The Mexican bartender was slicing limes. With his hooded eyes and his little mustache he looked like a hard customer to me. He was fed up with these antics in his bar, I could tell, and I thought he was going to do something. But he just said, “I didn’t put that one in there.”
Jack climbed down and started telling me about all the different people who had attacked him while he was just doing his job. Everybody who attacked him was crazy. He pulled up a trou
ser leg and showed me a pitted place on his calf where a crazy woman in Mississippi had stabbed him with a Phillips screwdriver. Then he raised his knit shirt and showed me a purple scar on his broad white back where he had been shot by a crazy man in Memphis. One of his lungs had filled up with blood and when he came around in the emergency room of Methodist Hospital he heard the doctor ask a nurse if she had the key to the morgue. A close call for Jack! Not everybody was glad to see him!
Nothing more was said about our business. I left him there drunk on the stool. He said he would see me at breakfast.

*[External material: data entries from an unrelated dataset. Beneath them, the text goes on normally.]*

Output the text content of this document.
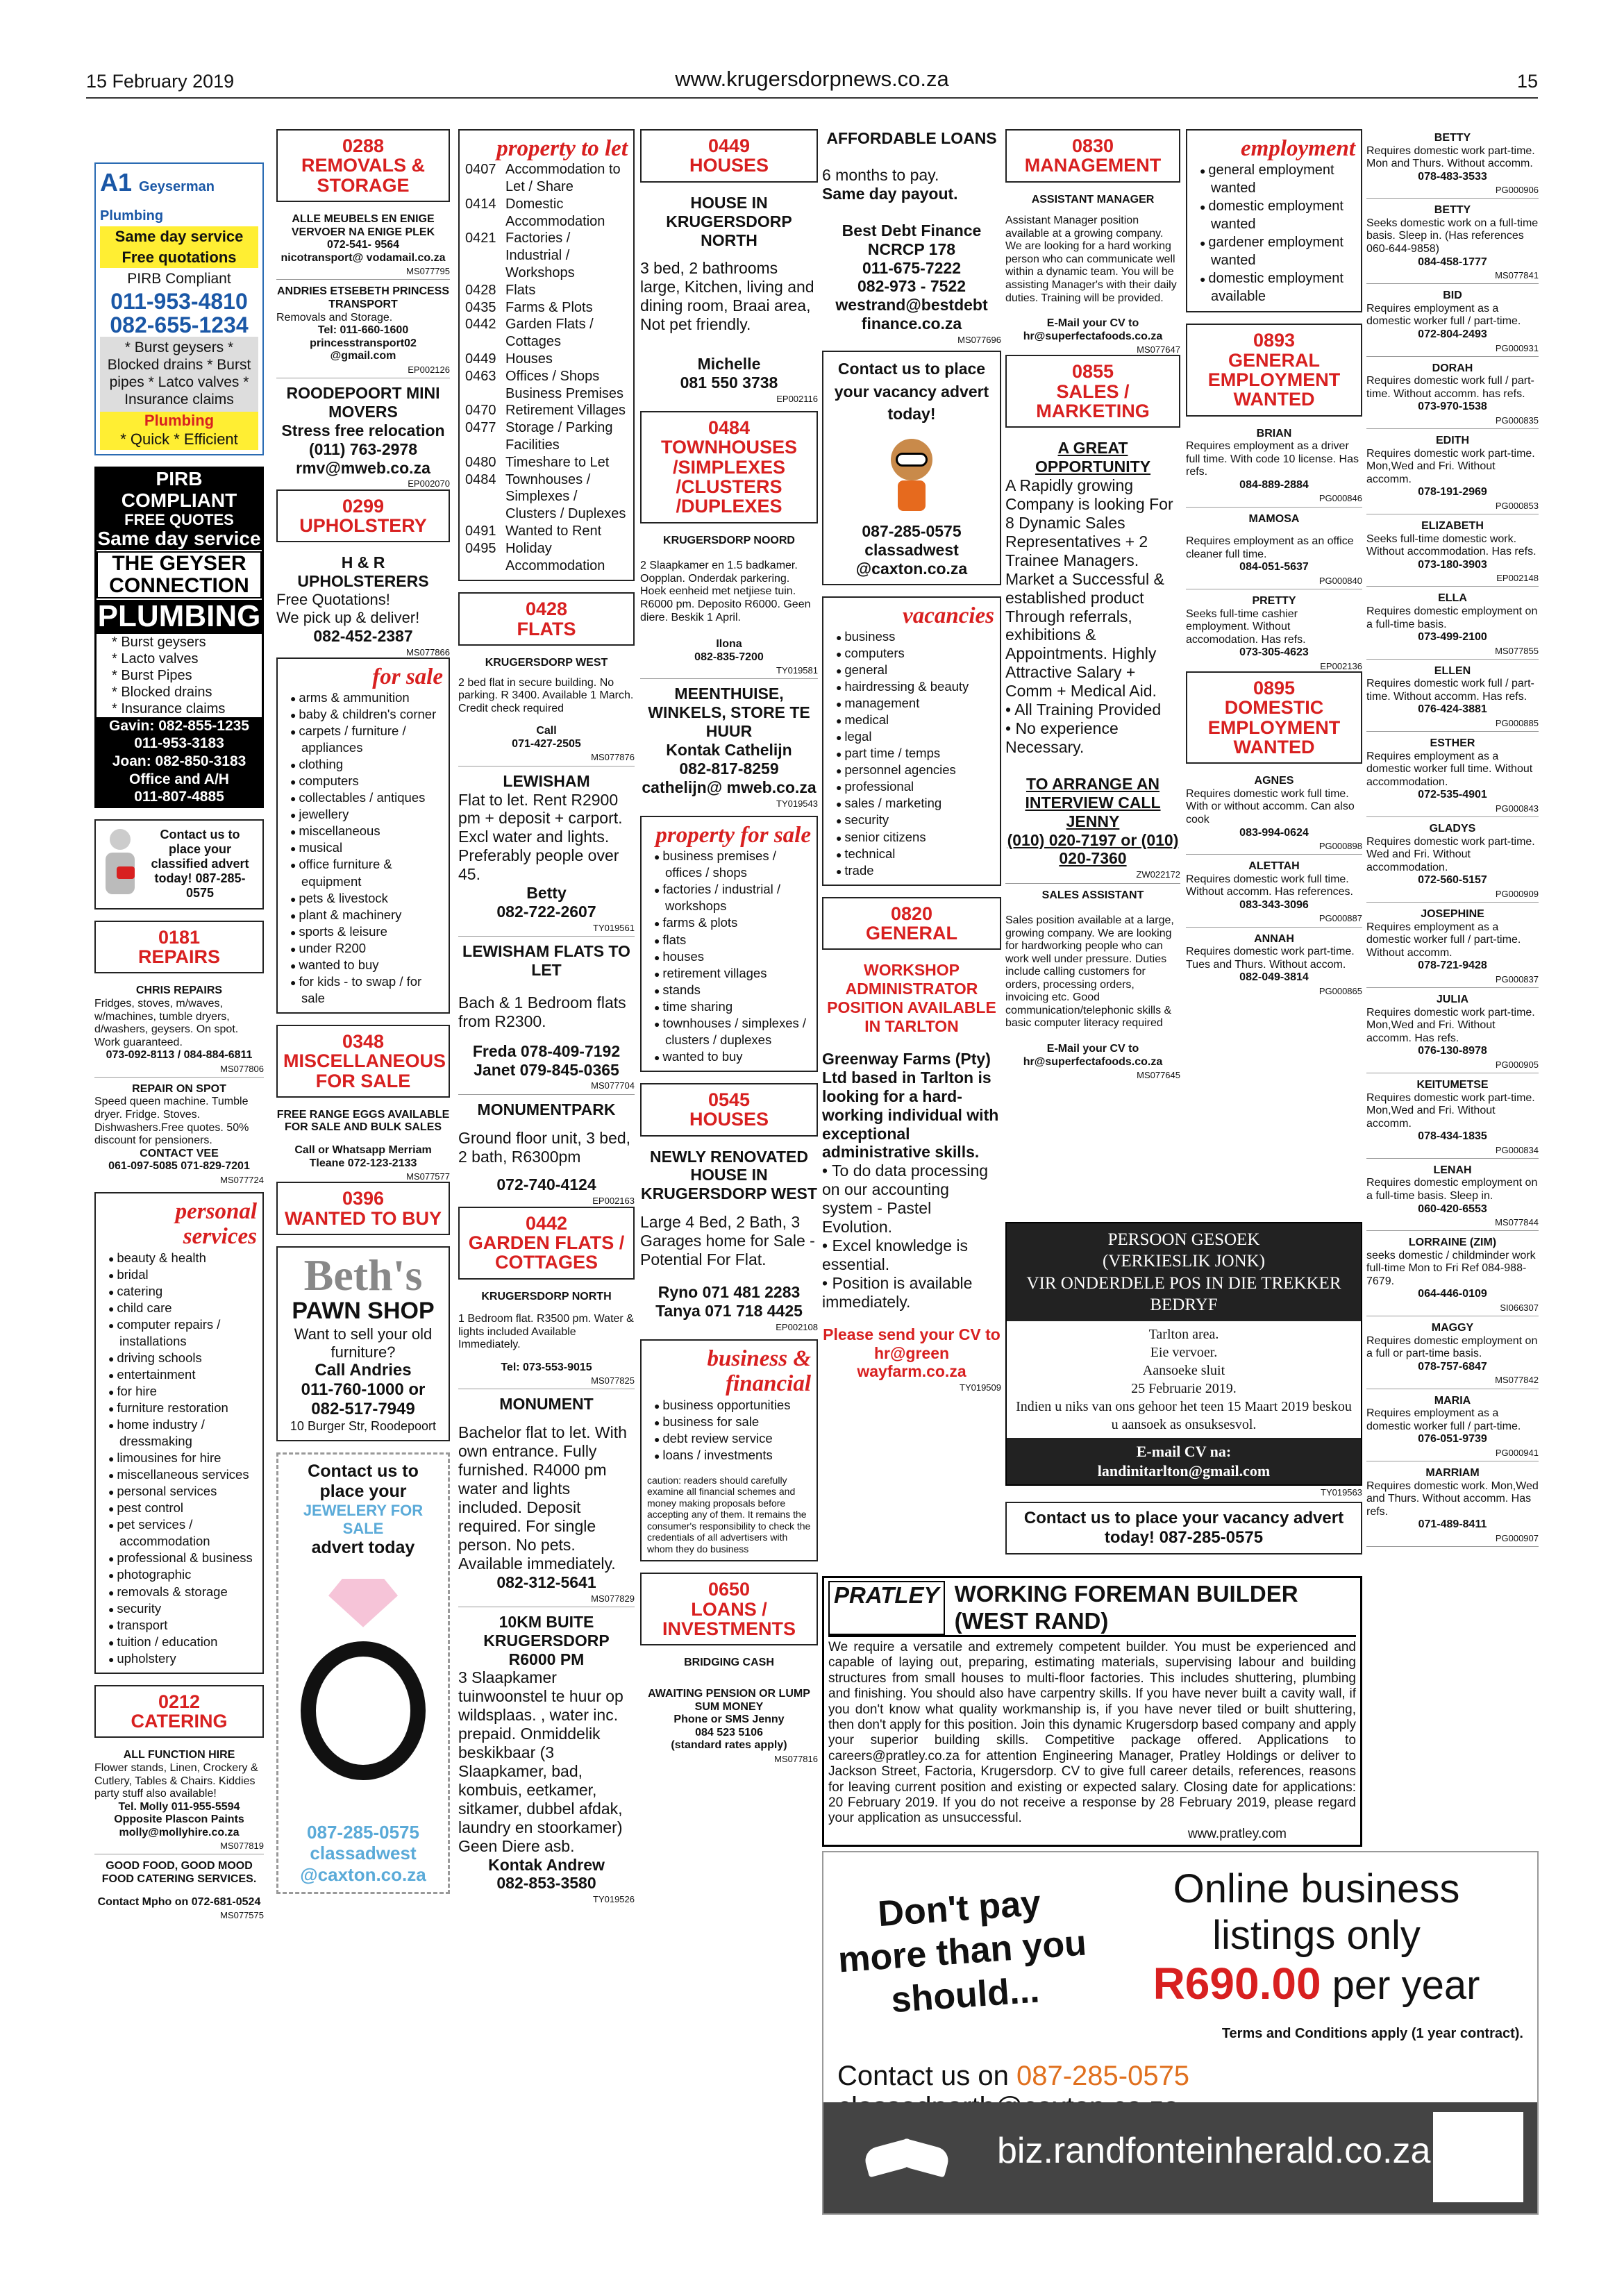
15 February 2019	www.krugersdorpnews.co.za	15
A1 Geyserman Plumbing
Same day service
Free quotations
PIRB Compliant
011-953-4810
082-655-1234
* Burst geysers * Blocked drains * Burst pipes * Latco valves * Insurance claims
Plumbing
* Quick * Efficient
PIRB COMPLIANT
FREE QUOTES
Same day service
THE GEYSER CONNECTION
PLUMBING
* Burst geysers
* Lacto valves
* Burst Pipes
* Blocked drains
* Insurance claims
Gavin: 082-855-1235
011-953-3183
Joan: 082-850-3183
Office and A/H
011-807-4885
Contact us to place your classified advert today! 087-285-0575
0181
REPAIRS
CHRIS REPAIRS
Fridges, stoves, m/waves, w/machines, tumble dryers, d/washers, geysers. On spot. Work guaranteed.
073-092-8113 / 084-884-6811
MS077806
REPAIR ON SPOT
Speed queen machine. Tumble dryer. Fridge. Stoves. Dishwashers.Free quotes. 50% discount for pensioners.
CONTACT VEE
061-097-5085 071-829-7201
MS077724
personal services
● beauty & health
● bridal
● catering
● child care
● computer repairs / installations
● driving schools
● entertainment
● for hire
● furniture restoration
● home industry / dressmaking
● limousines for hire
● miscellaneous services
● personal services
● pest control
● pet services / accommodation
● professional & business
● photographic
● removals & storage
● security
● transport
● tuition / education
● upholstery
0212
CATERING
ALL FUNCTION HIRE
Flower stands, Linen, Crockery & Cutlery, Tables & Chairs. Kiddies party stuff also available!
Tel. Molly 011-955-5594
Opposite Plascon Paints
molly@mollyhire.co.za
MS077819
GOOD FOOD, GOOD MOOD FOOD CATERING SERVICES.
Contact Mpho on 072-681-0524
MS077575
0288
REMOVALS & STORAGE
ALLE MEUBELS EN ENIGE VERVOER NA ENIGE PLEK
072-541- 9564
nicotransport@ vodamail.co.za
MS077795
ANDRIES ETSEBETH PRINCESS TRANSPORT
Removals and Storage.
Tel: 011-660-1600
princesstransport02 @gmail.com
EP002126
ROODEPOORT MINI MOVERS
Stress free relocation
(011) 763-2978
rmv@mweb.co.za
EP002070
0299
UPHOLSTERY
H & R UPHOLSTERERS
Free Quotations!
We pick up & deliver!
082-452-2387
MS077866
for sale
● arms & ammunition
● baby & children's corner
● carpets / furniture / appliances
● clothing
● computers
● collectables / antiques
● jewellery
● miscellaneous
● musical
● office furniture & equipment
● pets & livestock
● plant & machinery
● sports & leisure
● under R200
● wanted to buy
● for kids - to swap / for sale
0348
MISCELLANEOUS FOR SALE
FREE RANGE EGGS AVAILABLE FOR SALE AND BULK SALES
Call or Whatsapp Merriam Tleane 072-123-2133
MS077577
0396
WANTED TO BUY
Beth's
PAWN SHOP
Want to sell your old furniture?
Call Andries
011-760-1000 or 082-517-7949
10 Burger Str, Roodepoort
Contact us to place your
JEWELERY FOR SALE
advert today
087-285-0575
classadwest
@caxton.co.za
property to let
0407 Accommodation to Let / Share
0414 Domestic Accommodation
0421 Factories / Industrial / Workshops
0428 Flats
0435 Farms & Plots
0442 Garden Flats / Cottages
0449 Houses
0463 Offices / Shops Business Premises
0470 Retirement Villages
0477 Storage / Parking Facilities
0480 Timeshare to Let
0484 Townhouses / Simplexes / Clusters / Duplexes
0491 Wanted to Rent
0495 Holiday Accommodation
0428
FLATS
KRUGERSDORP WEST
2 bed flat in secure building. No parking. R 3400. Available 1 March. Credit check required
Call
071-427-2505
MS077876
LEWISHAM
Flat to let. Rent R2900 pm + deposit + carport. Excl water and lights. Preferably people over 45.
Betty
082-722-2607
TY019561
LEWISHAM FLATS TO LET
Bach & 1 Bedroom flats from R2300.
Freda 078-409-7192 Janet 079-845-0365
MS077704
MONUMENTPARK
Ground floor unit, 3 bed, 2 bath, R6300pm
072-740-4124
EP002163
0442
GARDEN FLATS / COTTAGES
KRUGERSDORP NORTH
1 Bedroom flat. R3500 pm. Water & lights included Available Immediately.
Tel: 073-553-9015
MS077825
MONUMENT
Bachelor flat to let. With own entrance. Fully furnished. R4000 pm water and lights included. Deposit required. For single person. No pets. Available immediately.
082-312-5641
MS077829
10KM BUITE KRUGERSDORP R6000 PM
3 Slaapkamer tuinwoonstel te huur op wildsplaas. , water inc. prepaid. Onmiddelik beskikbaar (3 Slaapkamer, bad, kombuis, eetkamer, sitkamer, dubbel afdak, laundry en stoorkamer) Geen Diere asb.
Kontak Andrew
082-853-3580
TY019526
0449
HOUSES
HOUSE IN KRUGERSDORP NORTH
3 bed, 2 bathrooms large, Kitchen, living and dining room, Braai area, Not pet friendly.
Michelle
081 550 3738
EP002116
0484
TOWNHOUSES /SIMPLEXES /CLUSTERS /DUPLEXES
KRUGERSDORP NOORD
2 Slaapkamer en 1.5 badkamer. Oopplan. Onderdak parkering. Hoek eenheid met netjiese tuin. R6000 pm. Deposito R6000. Geen diere. Beskik 1 April.
Ilona
082-835-7200
TY019581
MEENTHUISE, WINKELS, STORE TE HUUR
Kontak Cathelijn
082-817-8259
cathelijn@ mweb.co.za
TY019543
property for sale
● business premises / offices / shops
● factories / industrial / workshops
● farms & plots
● flats
● houses
● retirement villages
● stands
● time sharing
● townhouses / simplexes / clusters / duplexes
● wanted to buy
0545
HOUSES
NEWLY RENOVATED HOUSE IN KRUGERSDORP WEST
Large 4 Bed, 2 Bath, 3 Garages home for Sale - Potential For Flat.
Ryno 071 481 2283 Tanya 071 718 4425
EP002108
business & financial
● business opportunities
● business for sale
● debt review service
● loans / investments
caution: readers should carefully examine all financial schemes and money making proposals before accepting any of them. It remains the consumer's responsibility to check the credentials of all advertisers with whom they do business
0650
LOANS / INVESTMENTS
BRIDGING CASH
AWAITING PENSION OR LUMP SUM MONEY
Phone or SMS Jenny
084 523 5106
(standard rates apply)
MS077816
AFFORDABLE LOANS
6 months to pay.
Same day payout.
Best Debt Finance NCRCP 178
011-675-7222
082-973 - 7522
westrand@bestdebt finance.co.za
MS077696
Contact us to place your vacancy advert today!
087-285-0575
classadwest
@caxton.co.za
vacancies
● business
● computers
● general
● hairdressing & beauty
● management
● medical
● legal
● part time / temps
● personnel agencies
● professional
● sales / marketing
● security
● senior citizens
● technical
● trade
0820
GENERAL
WORKSHOP ADMINISTRATOR POSITION AVAILABLE IN TARLTON
Greenway Farms (Pty) Ltd based in Tarlton is looking for a hard-working individual with exceptional administrative skills.
• To do data processing on our accounting system - Pastel Evolution.
• Excel knowledge is essential.
• Position is available immediately.
Please send your CV to hr@green wayfarm.co.za
TY019509
0830
MANAGEMENT
ASSISTANT MANAGER
Assistant Manager position available at a growing company. We are looking for a hard working person who can communicate well within a dynamic team. You will be assisting Manager's with their daily duties. Training will be provided.
E-Mail your CV to hr@superfectafoods.co.za
MS077647
0855
SALES / MARKETING
A GREAT OPPORTUNITY
A Rapidly growing Company is looking For 8 Dynamic Sales Representatives + 2 Trainee Managers. Market a Successful & established product Through referrals, exhibitions & Appointments. Highly Attractive Salary + Comm + Medical Aid.
• All Training Provided
• No experience Necessary.
TO ARRANGE AN INTERVIEW CALL JENNY
(010) 020-7197 or (010) 020-7360
ZW022172
SALES ASSISTANT
Sales position available at a large, growing company. We are looking for hardworking people who can work well under pressure. Duties include calling customers for orders, processing orders, invoicing etc. Good communication/telephonic skills & basic computer literacy required
E-Mail your CV to hr@superfectafoods.co.za
MS077645
PERSOON GESOEK
(VERKIESLIK JONK)
VIR ONDERDELE POS IN DIE TREKKER BEDRYF
Tarlton area.
Eie vervoer.
Aansoeke sluit
25 Februarie 2019.
Indien u niks van ons gehoor het teen 15 Maart 2019 beskou u aansoek as onsuksesvol.
E-mail CV na:
landinitarlton@gmail.com
TY019563
Contact us to place your vacancy advert today! 087-285-0575
employment
● general employment wanted
● domestic employment wanted
● gardener employment wanted
● domestic employment available
0893
GENERAL EMPLOYMENT WANTED
BRIAN
Requires employment as a driver full time. With code 10 license. Has refs.
084-889-2884
PG000846
MAMOSA
Requires employment as an office cleaner full time.
084-051-5637
PG000840
PRETTY
Seeks full-time cashier employment. Without accomodation. Has refs.
073-305-4623
EP002136
0895
DOMESTIC EMPLOYMENT WANTED
AGNES
Requires domestic work full time. With or without accomm. Can also cook
083-994-0624
PG000898
ALETTAH
Requires domestic work full time. Without accomm. Has references.
083-343-3096
PG000887
ANNAH
Requires domestic work part-time. Tues and Thurs. Without accom.
082-049-3814
PG000865
BETTY
Requires domestic work part-time. Mon and Thurs. Without accomm.
078-483-3533
PG000906
BETTY
Seeks domestic work on a full-time basis. Sleep in. (Has references 060-644-9858)
084-458-1777
MS077841
BID
Requires employment as a domestic worker full / part-time.
072-804-2493
PG000931
DORAH
Requires domestic work full / part-time. Without accomm. has refs.
073-970-1538
PG000835
EDITH
Requires domestic work part-time. Mon,Wed and Fri. Without accomm.
078-191-2969
PG000853
ELIZABETH
Seeks full-time domestic work. Without accommodation. Has refs.
073-180-3903
EP002148
ELLA
Requires domestic employment on a full-time basis.
073-499-2100
MS077855
ELLEN
Requires domestic work full / part-time. Without accomm. Has refs.
076-424-3881
PG000885
ESTHER
Requires employment as a domestic worker full time. Without accommodation.
072-535-4901
PG000843
GLADYS
Requires domestic work part-time. Wed and Fri. Without accommodation.
072-560-5157
PG000909
JOSEPHINE
Requires employment as a domestic worker full / part-time. Without accomm.
078-721-9428
PG000837
JULIA
Requires domestic work part-time. Mon,Wed and Fri. Without accomm. Has refs.
076-130-8978
PG000905
KEITUMETSE
Requires domestic work part-time. Mon,Wed and Fri. Without accomm.
078-434-1835
PG000834
LENAH
Requires domestic employment on a full-time basis. Sleep in.
060-420-6553
MS077844
LORRAINE (ZIM)
seeks domestic / childminder work full-time Mon to Fri Ref 084-988-7679.
064-446-0109
SI066307
MAGGY
Requires domestic employment on a full or part-time basis.
078-757-6847
MS077842
MARIA
Requires employment as a domestic worker full / part-time.
076-051-9739
PG000941
MARRIAM
Requires domestic work. Mon,Wed and Thurs. Without accomm. Has refs.
071-489-8411
PG000907
PRATLEY WORKING FOREMAN BUILDER (WEST RAND)
We require a versatile and extremely competent builder. You must be experienced and capable of laying out, preparing, estimating materials, supervising labour and building structures from small houses to multi-floor factories. This includes shuttering, plumbing and finishing. You should also have carpentry skills. If you have never built a cavity wall, if you don't know what quality workmanship is, if you have never tiled or built shuttering, then don't apply for this position. Join this dynamic Krugersdorp based company and apply your superior building skills. Competitive package offered. Applications to careers@pratley.co.za for attention Engineering Manager, Pratley Holdings or deliver to Jackson Street, Factoria, Krugersdorp. CV to give full career details, references, reasons for leaving current position and existing or expected salary. Closing date for applications: 20 February 2019. If you do not receive a response by 28 February 2019, please regard your application as unsuccessful.
www.pratley.com
Don't pay more than you should...
Online business listings only
R690.00 per year
Terms and Conditions apply (1 year contract).
Contact us on 087-285-0575
biz.randfonteinherald.co.za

I returned to my room across the street and went to bed and lay with my head under the rubber pillow to keep out highway noise. I couldn’t sleep. After a time I could hear knocking and bumping and voices outside. Someone seemed to be going from door to door. Maybe trick or treat, or the Lions Club selling brooms. Or the dumbest person in the motel looking for his room. My turn came and I went to the door. It was the old man in the big shoes. He was also wearing a white cotton jacket or smock. With his purple face up close to mine, I saw his bad eye and I had the momentary impression that I was looking at Mr. Proctor. But how could that be? Mr. Proctor was snug in his brown shed in Little Rock, eating canned peanuts and watching some hardhitting documentary on television. The man gave me a card. Scriptural quotations, I thought, or the deaf-and-dumb signs.
“What is this? What are you doing?”
“I’m just fooling around,” he said.
It was my guess that he had been a veteran handyman here on motel row, known all up and down the street as Dad or Pete. Then one day he was falsely accused of something, stealing sheets maybe, and fired summarily with no pension. He was now getting back at people. This was his way of getting back at the motel bosses. But when I asked about this, he said, “No, I’m just fooling around. It’s something to do. My wife is an old shopping-cart lady. That’s Mrs. Meigs I’m speaking of. She picks up bottles all day and I do this all night.”